Belle image de ce qu'est l'Europe : entre les gens et l'argent, l'Europe a fait son choix. Les gens ? Peuvent crever ! L'argent ? Faut le sauver ! Le Monde, lui, se contente de relever, d'enregistrer et de juxtaposer les deux informations. Neutre, on vous dit ! Neutre jusqu'à la moelle des os. Plus neutre, tu meurs ! Comme un Grec ! Stoïque !

Brice Couturier, chroniqueur sur France Culture, a lui aussi fait son choix : il se félicite de la santé retrouvée des banques grecques. Il s'est rangé fièrement du côté de l'Europe. Tant pis pour les Grecs concrets. Brice Couturier n'aime pas les gens.
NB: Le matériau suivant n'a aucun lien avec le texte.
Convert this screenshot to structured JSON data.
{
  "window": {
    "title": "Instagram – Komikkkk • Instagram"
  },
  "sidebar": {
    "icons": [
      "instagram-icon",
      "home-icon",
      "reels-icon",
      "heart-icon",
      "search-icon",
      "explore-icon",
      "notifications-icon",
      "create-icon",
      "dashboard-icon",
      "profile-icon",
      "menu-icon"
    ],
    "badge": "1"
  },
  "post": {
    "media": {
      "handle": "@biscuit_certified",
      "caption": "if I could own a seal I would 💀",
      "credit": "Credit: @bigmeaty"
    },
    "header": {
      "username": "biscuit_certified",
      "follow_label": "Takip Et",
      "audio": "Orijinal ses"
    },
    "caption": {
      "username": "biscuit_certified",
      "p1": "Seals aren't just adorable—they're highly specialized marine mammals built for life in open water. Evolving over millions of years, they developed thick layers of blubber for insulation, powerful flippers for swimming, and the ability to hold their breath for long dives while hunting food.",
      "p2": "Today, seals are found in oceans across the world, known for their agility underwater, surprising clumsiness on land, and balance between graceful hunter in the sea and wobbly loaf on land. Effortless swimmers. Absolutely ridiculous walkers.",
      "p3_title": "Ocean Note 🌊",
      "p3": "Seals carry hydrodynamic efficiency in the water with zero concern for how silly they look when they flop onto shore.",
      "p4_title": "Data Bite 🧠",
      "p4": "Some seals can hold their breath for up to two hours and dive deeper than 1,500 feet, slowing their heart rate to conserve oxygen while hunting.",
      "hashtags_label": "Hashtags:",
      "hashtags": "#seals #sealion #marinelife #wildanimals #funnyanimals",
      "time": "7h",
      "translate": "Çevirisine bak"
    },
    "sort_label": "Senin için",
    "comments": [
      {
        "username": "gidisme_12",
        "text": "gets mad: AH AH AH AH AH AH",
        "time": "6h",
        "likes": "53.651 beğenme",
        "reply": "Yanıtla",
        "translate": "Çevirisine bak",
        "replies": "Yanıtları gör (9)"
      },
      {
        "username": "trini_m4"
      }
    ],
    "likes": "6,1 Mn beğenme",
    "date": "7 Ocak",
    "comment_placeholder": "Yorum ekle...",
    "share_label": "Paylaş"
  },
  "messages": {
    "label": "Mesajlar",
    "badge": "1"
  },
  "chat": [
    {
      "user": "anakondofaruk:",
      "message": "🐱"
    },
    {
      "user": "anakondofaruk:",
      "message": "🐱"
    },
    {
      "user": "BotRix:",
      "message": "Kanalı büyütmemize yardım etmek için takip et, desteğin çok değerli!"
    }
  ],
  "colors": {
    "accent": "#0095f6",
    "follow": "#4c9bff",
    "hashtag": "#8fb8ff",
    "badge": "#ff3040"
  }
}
A la place des Portugais, je me méfierais : la "troïka" s'intéresse de près aux finances (donc aux banques) du Portugal. Faites gaffe, le peuple ! Faites gaffe les vrais gens ! Faites gaffe, les individus vivants ! Quand la structure se porte à merveille et que l'individu agonise, il y eut un temps où il y avait des Hannah Arendt pour appeler ça "totalitarisme".

Une belle preuve que l'Europe telle qu'elle se fait aujourd'hui n'a pas de plus grand ennemi que la chair et les os des peuples, quand ils se permettent de péter de travers. Et même plus simplement quand ils se permettent d'exister. Et je ne parle pas de l'Ukraine.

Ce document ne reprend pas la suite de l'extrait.